Southern FL The "Labor Day Hurricane," Sept 1935
MORE THAN 100 REPORTED DEAD IN STORM.
HURRICANE RECURVES TO LASH WEST COAST WITH FULL VIOLENCE.
ST. PETERSBURG AND TAMPA BEAR BRUNT OF BLOW; PRESIDENT ORDERS ARMY, NAVY AND RED CROSS TO AID.
Miami, Fla., Sept. 3 -- (AP) -- Leaving more than 100 reported dead in its path through the Florida Keys, a tropical hurricane tonight swept northwestward along the west coast and lashed the resort city of St. Petersburg and Tampa, center of the state's cigar industry.
The reported deaths, most of which lacked confirmation, were said in meager advices received here to have occurred largely in war veterans camps in the Florida Keys.

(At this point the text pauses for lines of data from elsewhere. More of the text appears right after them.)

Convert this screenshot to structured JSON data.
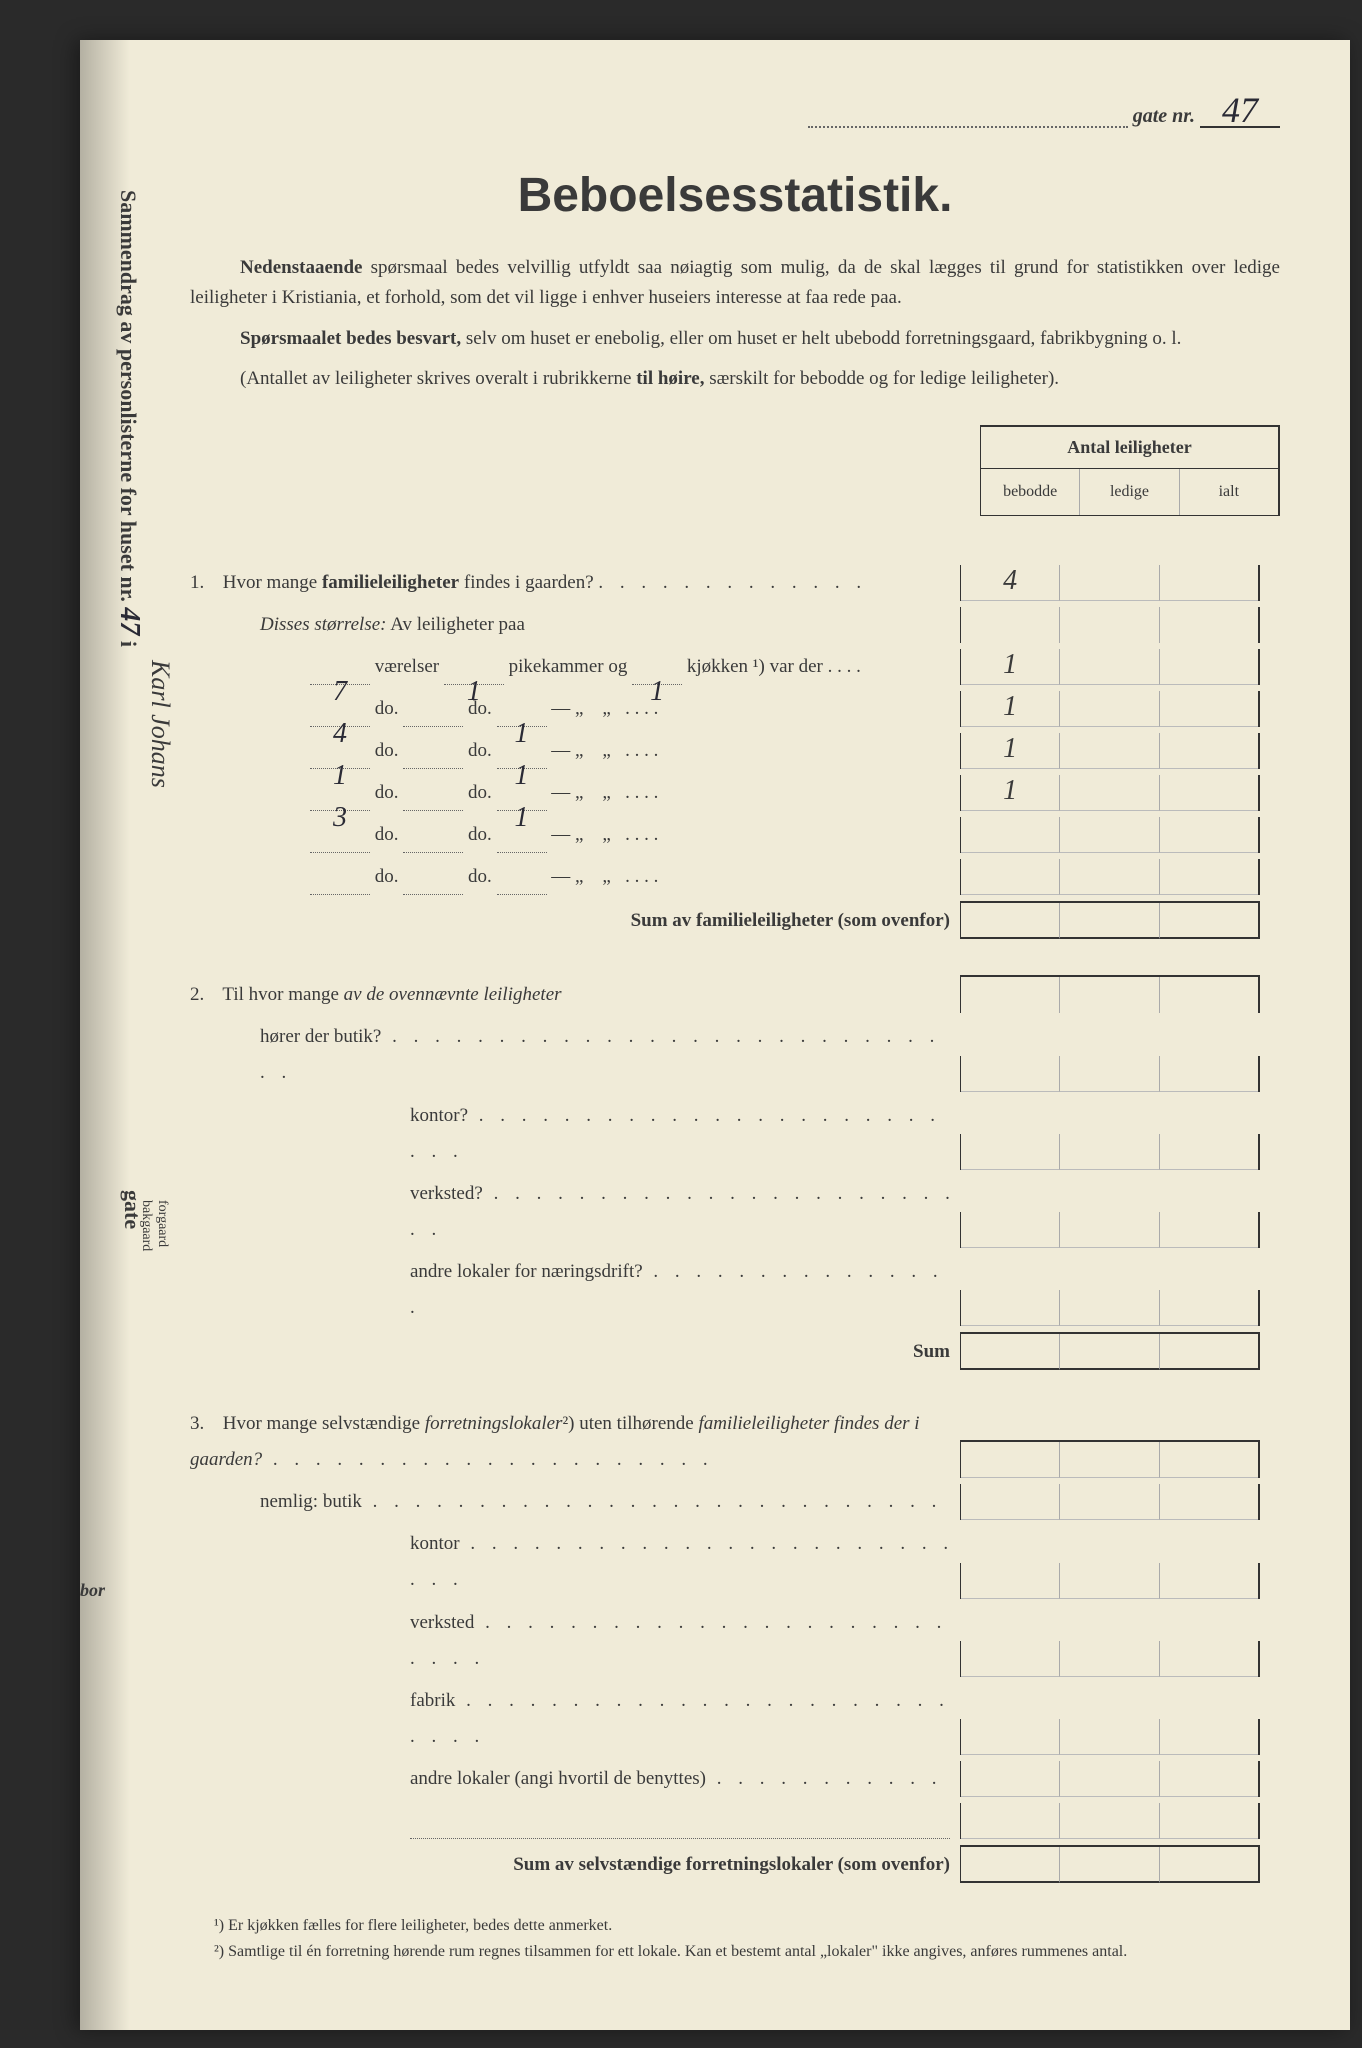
{
  "header": {
    "gate_label": "gate nr.",
    "gate_nr": "47"
  },
  "title": "Beboelsesstatistik.",
  "intro": {
    "p1": "Nedenstaaende spørsmaal bedes velvillig utfyldt saa nøiagtig som mulig, da de skal lægges til grund for statistikken over ledige leiligheter i Kristiania, et forhold, som det vil ligge i enhver huseiers interesse at faa rede paa.",
    "p2": "Spørsmaalet bedes besvart, selv om huset er enebolig, eller om huset er helt ubebodd forretningsgaard, fabrikbygning o. l.",
    "p3": "(Antallet av leiligheter skrives overalt i rubrikkerne til høire, særskilt for bebodde og for ledige leiligheter)."
  },
  "table_header": {
    "title": "Antal leiligheter",
    "col1": "bebodde",
    "col2": "ledige",
    "col3": "ialt"
  },
  "q1": {
    "num": "1.",
    "text_a": "Hvor mange ",
    "text_b": "familieleiligheter",
    "text_c": " findes i gaarden?",
    "val_bebodde": "4",
    "disse": "Disses størrelse:",
    "disse_av": " Av leiligheter paa",
    "rows": [
      {
        "v": "7",
        "rooms": "værelser",
        "pk": "1",
        "pk_label": "pikekammer og",
        "kj": "1",
        "kj_label": "kjøkken",
        "note": "¹) var der",
        "c1": "1"
      },
      {
        "v": "4",
        "rooms": "do.",
        "pk": "",
        "pk_label": "do.",
        "kj": "1",
        "kj_label": "—",
        "note": "",
        "c1": "1"
      },
      {
        "v": "1",
        "rooms": "do.",
        "pk": "",
        "pk_label": "do.",
        "kj": "1",
        "kj_label": "—",
        "note": "",
        "c1": "1"
      },
      {
        "v": "3",
        "rooms": "do.",
        "pk": "",
        "pk_label": "do.",
        "kj": "1",
        "kj_label": "—",
        "note": "",
        "c1": "1"
      },
      {
        "v": "",
        "rooms": "do.",
        "pk": "",
        "pk_label": "do.",
        "kj": "",
        "kj_label": "—",
        "note": "",
        "c1": ""
      },
      {
        "v": "",
        "rooms": "do.",
        "pk": "",
        "pk_label": "do.",
        "kj": "",
        "kj_label": "—",
        "note": "",
        "c1": ""
      }
    ],
    "sum_label": "Sum av familieleiligheter ",
    "sum_note": "(som ovenfor)"
  },
  "q2": {
    "num": "2.",
    "text": "Til hvor mange ",
    "text_i": "av de ovennævnte leiligheter",
    "sub1": "hører der butik?",
    "sub2": "kontor?",
    "sub3": "verksted?",
    "sub4": "andre lokaler for næringsdrift?",
    "sum": "Sum"
  },
  "q3": {
    "num": "3.",
    "text_a": "Hvor mange selvstændige ",
    "text_b": "forretningslokaler",
    "text_c": "²) uten tilhørende ",
    "text_d": "familieleiligheter findes der i gaarden?",
    "nemlig": "nemlig:",
    "sub1": "butik",
    "sub2": "kontor",
    "sub3": "verksted",
    "sub4": "fabrik",
    "sub5": "andre lokaler (angi hvortil de benyttes)",
    "sum_label": "Sum av selvstændige forretningslokaler ",
    "sum_note": "(som ovenfor)"
  },
  "footnotes": {
    "f1": "¹)  Er kjøkken fælles for flere leiligheter, bedes dette anmerket.",
    "f2": "²)  Samtlige til én forretning hørende rum regnes tilsammen for ett lokale.  Kan et bestemt antal „lokaler\" ikke angives, anføres rummenes antal."
  },
  "sidebar": {
    "text1": "Sammendrag av personlisterne for huset nr.",
    "hand_nr": "47",
    "hand_i": " i ",
    "hand_street": "Karl Johans",
    "gate": "gate",
    "forgaard": "forgaard",
    "bakgaard": "bakgaard",
    "bor": "bor"
  },
  "colors": {
    "paper": "#f0ebd8",
    "text": "#3a3a3a",
    "ink": "#2a2a35"
  }
}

As the storm, reported with a 100-mile-an-hour velocity at Boca Grande, south of St. Petersburg, whipped into Tampa Bay, three fishermen were reported missing in the gulf and distress flares were seen in the stormy sky out in the gulf.
Most of the communities along the Tampa Bay and gulf waterfront were evacuated late today but grave fears were felt for several thousand persons who usually live in exposed places.
Torrents Of Rain.
With the hurricane winds at St. Petersburg came torrents of rain and most of the city where thousands spend their winters basking in the sunshine was in darkness. Few persons ventured outside the buildings.
Waterfront sections of the city were reported flooded.
Pres. Roosevelt tonight at his Hyde Park, N. Y., home ordered the army, navy and Red Cross to render all possible assistance in the hurricane area and asked Gov. Sholtz if any additional federal aid was needed.
Acting a few hours later on the president's order the navy department at Washington informed commanders of the fifth and sixth naval districts to give assistance and plans were made to aid in rescue work.
The Miami headquarters of the coast guard had received a report 75 war veterans building a long highway along the keys had been killed as the hurricane passed the east coast last night. Three bodies were recovered at Tavernier, on one of the keys and brought here. The following storm victims, suffering from various injuries, were temporarily lodged in the First Baptist Church at Homestead:
N. E. HEWELL of Franklin, Va; H. GAINES of Kansas City, Mo.; W. N. NEPSHA of Minneapolis, and his brother, JOSEPH; HARRY U. BAKER of Washington and FRANK HIGGINS of Youngstown, Ohio.
The 12 beds at Homestead's post-graduate hospital were quickly filled.
The barometer at Boca Grande dropped to 28.80 and torrents of rain fell, but the reports made no mention of property damage.
Broken communications prevented, definite confirmation of the deaths along the keys, except those of the three persons at Tavernier. The bodies were brought here.
Coast Cities Ready.
St. Petersburg and Tampa, the largest cities on the lower west coast, made ready for the approaching storm. The barometer at St. Petersburg was falling steadily. Early tonight there was a 68-mile wind recorded.
The report to the coast guard concerning reported deaths at the Rock Harbor camp was from a radio report and the source was not given.
Rock Harbor is on Plantation Key about 16 miles north of Tavernier on the same island. Upper Matecumbe is the next key in the chain going south. The war veterans were in the camps building a long overseas highway to provide a direct over-water route between Miami and Key West. Permanent camps are situated on the two Matecumbe Keys, one camp temporarily was at Rock Harbor.